6. I too have had serious lower back issues, luckily fixed by my own chiropractor; so I too have to do my exercises, take care when lifting supers full of honey, gardening and using the chainsaw. Regaining the function of your spine is just as important as the pain.

7. My own granddaughter, only 7 is hypermobile giving her pelvic, knee and ankle issues. Xrays show a mildly dysplastic hip. Years ago we would have called it growing pains. She too regularly needs chiropractic care and luckily responds well. Increased range of motion is more difficult than too stiff in my opinion. Our care is for kids too.

8. This 65 year old lady is a serious gardener; every day she is bending, lifting and digging for 2 to 3 hours a day. It regularly catches her in the sacroiliac joint, so she has a treatment once a month that sorts it out.
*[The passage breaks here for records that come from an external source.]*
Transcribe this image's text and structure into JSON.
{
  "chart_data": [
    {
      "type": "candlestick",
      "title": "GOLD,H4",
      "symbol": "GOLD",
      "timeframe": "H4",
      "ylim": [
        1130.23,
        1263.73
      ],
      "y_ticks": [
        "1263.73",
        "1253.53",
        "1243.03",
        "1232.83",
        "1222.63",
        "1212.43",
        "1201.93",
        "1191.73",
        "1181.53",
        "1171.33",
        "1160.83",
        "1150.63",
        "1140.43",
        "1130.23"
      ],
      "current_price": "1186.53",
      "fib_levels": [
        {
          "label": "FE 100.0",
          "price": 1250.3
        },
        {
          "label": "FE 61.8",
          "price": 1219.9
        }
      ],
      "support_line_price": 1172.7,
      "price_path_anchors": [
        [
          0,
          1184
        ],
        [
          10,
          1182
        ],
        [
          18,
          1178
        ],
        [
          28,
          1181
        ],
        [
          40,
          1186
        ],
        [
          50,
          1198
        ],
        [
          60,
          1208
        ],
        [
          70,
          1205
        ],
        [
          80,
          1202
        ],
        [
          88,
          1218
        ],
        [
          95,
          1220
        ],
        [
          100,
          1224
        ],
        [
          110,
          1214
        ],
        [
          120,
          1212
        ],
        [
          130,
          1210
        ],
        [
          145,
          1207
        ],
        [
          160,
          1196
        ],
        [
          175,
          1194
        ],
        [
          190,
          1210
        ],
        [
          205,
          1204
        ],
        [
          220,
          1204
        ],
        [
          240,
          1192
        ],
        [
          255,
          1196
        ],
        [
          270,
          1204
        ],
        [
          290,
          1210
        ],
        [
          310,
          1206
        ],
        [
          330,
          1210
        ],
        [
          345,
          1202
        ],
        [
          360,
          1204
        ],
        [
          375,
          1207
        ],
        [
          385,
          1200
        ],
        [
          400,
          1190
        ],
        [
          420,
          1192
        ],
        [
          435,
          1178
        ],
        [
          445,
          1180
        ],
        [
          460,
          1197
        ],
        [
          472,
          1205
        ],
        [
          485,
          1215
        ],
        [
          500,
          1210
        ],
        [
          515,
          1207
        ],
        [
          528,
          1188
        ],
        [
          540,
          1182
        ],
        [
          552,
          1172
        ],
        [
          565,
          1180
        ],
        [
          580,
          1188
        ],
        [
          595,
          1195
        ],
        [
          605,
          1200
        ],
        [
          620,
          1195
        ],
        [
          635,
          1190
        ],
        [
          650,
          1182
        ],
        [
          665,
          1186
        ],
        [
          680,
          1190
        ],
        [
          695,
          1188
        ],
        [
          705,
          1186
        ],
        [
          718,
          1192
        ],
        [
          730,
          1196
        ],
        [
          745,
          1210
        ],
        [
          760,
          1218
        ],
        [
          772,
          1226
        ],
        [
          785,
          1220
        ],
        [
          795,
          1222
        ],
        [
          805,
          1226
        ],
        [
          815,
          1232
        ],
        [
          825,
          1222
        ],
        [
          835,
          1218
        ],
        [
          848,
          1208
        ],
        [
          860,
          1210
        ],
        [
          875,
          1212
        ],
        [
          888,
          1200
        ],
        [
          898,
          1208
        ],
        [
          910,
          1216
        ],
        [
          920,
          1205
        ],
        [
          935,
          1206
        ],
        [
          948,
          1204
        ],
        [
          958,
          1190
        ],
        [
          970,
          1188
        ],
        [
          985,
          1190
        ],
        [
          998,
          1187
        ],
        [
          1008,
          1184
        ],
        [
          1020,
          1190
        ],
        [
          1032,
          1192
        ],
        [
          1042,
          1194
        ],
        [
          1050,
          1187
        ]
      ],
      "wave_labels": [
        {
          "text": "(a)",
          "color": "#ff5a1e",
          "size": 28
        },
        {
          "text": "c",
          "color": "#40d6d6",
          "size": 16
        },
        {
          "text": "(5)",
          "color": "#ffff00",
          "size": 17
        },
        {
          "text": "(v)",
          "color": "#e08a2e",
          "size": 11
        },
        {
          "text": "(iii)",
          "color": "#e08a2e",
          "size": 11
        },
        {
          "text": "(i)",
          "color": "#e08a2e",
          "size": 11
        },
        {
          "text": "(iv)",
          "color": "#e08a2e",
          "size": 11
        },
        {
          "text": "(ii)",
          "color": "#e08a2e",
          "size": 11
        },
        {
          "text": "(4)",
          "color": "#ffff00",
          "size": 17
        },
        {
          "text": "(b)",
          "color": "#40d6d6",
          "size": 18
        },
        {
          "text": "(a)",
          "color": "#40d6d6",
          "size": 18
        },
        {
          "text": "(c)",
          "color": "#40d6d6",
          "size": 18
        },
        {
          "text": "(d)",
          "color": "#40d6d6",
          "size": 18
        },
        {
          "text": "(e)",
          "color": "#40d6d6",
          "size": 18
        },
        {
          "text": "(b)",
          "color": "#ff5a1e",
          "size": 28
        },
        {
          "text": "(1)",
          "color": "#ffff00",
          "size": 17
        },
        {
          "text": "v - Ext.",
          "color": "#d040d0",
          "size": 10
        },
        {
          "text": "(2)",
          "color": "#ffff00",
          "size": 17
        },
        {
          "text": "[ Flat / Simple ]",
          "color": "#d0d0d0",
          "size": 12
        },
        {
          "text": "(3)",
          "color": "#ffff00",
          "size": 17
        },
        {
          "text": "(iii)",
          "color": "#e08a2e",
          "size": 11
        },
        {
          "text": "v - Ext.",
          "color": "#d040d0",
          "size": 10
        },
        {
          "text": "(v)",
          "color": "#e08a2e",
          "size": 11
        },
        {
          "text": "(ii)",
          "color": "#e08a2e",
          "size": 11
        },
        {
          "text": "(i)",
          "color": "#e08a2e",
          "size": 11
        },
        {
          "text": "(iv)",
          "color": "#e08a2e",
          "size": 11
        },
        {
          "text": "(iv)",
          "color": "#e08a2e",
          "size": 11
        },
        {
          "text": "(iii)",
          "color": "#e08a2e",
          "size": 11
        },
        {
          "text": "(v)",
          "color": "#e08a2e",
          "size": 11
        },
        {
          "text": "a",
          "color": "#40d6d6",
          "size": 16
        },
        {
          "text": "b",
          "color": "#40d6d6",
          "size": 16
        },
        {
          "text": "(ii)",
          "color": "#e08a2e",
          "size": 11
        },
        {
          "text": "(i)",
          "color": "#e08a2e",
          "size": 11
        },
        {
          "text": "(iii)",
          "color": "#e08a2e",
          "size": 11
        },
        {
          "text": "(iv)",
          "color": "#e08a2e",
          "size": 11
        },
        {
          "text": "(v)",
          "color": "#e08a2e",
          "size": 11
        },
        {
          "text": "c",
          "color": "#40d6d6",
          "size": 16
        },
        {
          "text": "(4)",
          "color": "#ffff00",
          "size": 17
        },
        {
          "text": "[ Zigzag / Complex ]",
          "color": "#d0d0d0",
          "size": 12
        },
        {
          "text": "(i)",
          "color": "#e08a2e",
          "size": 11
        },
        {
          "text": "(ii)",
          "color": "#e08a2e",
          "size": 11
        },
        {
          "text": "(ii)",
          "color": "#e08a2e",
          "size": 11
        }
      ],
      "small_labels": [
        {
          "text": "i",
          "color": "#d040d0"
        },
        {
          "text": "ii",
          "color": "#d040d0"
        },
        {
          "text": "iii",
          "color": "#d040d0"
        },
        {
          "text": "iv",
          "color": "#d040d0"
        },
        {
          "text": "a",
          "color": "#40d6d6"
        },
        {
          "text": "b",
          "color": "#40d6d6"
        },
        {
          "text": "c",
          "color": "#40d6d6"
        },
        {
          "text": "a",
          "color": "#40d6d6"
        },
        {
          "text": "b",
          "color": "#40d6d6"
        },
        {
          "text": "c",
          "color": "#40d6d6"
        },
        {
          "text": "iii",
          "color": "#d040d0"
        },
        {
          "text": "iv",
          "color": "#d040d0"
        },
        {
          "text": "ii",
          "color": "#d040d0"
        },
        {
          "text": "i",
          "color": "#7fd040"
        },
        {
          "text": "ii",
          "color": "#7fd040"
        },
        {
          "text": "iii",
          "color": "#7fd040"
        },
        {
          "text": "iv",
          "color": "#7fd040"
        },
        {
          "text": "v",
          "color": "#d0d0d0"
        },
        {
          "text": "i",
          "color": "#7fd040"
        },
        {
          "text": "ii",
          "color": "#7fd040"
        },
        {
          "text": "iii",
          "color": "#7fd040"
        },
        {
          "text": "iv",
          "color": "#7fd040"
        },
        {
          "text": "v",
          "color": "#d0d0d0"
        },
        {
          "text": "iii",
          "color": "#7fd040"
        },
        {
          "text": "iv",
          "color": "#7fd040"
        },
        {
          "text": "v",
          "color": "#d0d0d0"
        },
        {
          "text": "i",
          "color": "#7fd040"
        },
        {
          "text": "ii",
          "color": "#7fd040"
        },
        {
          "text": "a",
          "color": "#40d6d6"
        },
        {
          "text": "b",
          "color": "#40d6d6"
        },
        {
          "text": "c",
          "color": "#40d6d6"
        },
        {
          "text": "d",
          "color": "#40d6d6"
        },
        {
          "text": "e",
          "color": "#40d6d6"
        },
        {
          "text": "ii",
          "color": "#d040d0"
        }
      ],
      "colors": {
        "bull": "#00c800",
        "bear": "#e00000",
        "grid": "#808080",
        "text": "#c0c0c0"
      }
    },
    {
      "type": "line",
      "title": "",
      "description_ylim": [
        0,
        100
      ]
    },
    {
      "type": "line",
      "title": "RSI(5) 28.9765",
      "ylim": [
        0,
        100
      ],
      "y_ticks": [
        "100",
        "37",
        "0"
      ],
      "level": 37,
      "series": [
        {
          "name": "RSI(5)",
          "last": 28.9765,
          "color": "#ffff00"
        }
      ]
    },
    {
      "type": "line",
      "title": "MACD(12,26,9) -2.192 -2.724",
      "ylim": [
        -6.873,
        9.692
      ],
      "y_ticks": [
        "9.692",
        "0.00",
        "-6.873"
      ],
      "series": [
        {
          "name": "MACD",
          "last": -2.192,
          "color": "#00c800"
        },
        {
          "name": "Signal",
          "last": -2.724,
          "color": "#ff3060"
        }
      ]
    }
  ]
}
She does her lower back exercises faithfully.

9. This 88 year old lady is an inspiration; every day she is busy in the community. With a nasty scoliosis she manages very well with a chiropractic adjustment every six weeks and exercises faithfully done.  

10. Mr X is a 71 year old retired man who wants to continue with maintenance care every six to eight weeks; he had suffered from two years of lower back pain when he first came a year ago. He has no discomfort now after 8 chiropractic treatments, but is aware that danger lurks.

11. Mrs C has been having severe headaches, and taking a lot of analgesics. It's a non complicated upper cervical facet syndrome, and she's doing well.

12. Mr D is a 38 old year man with chronic shoulder pain after a rotator cuff tear playing cricket. It responded well to treatment, but he knows he must do his exercises every day; for two years he couldn't sleep on that shoulder.

13. Mr D, a 71 year old man, has a severe ache in the shoulder and midback since working above his head. Trapped nerve tests are negative but he has advanced degenerative joints of Luschka; after just two treatments he is 50 percent better. Can we reach 90?

And so the day goes; chiropractors shouldn't be treating the elderly most medical sites state but that's so much bunkum.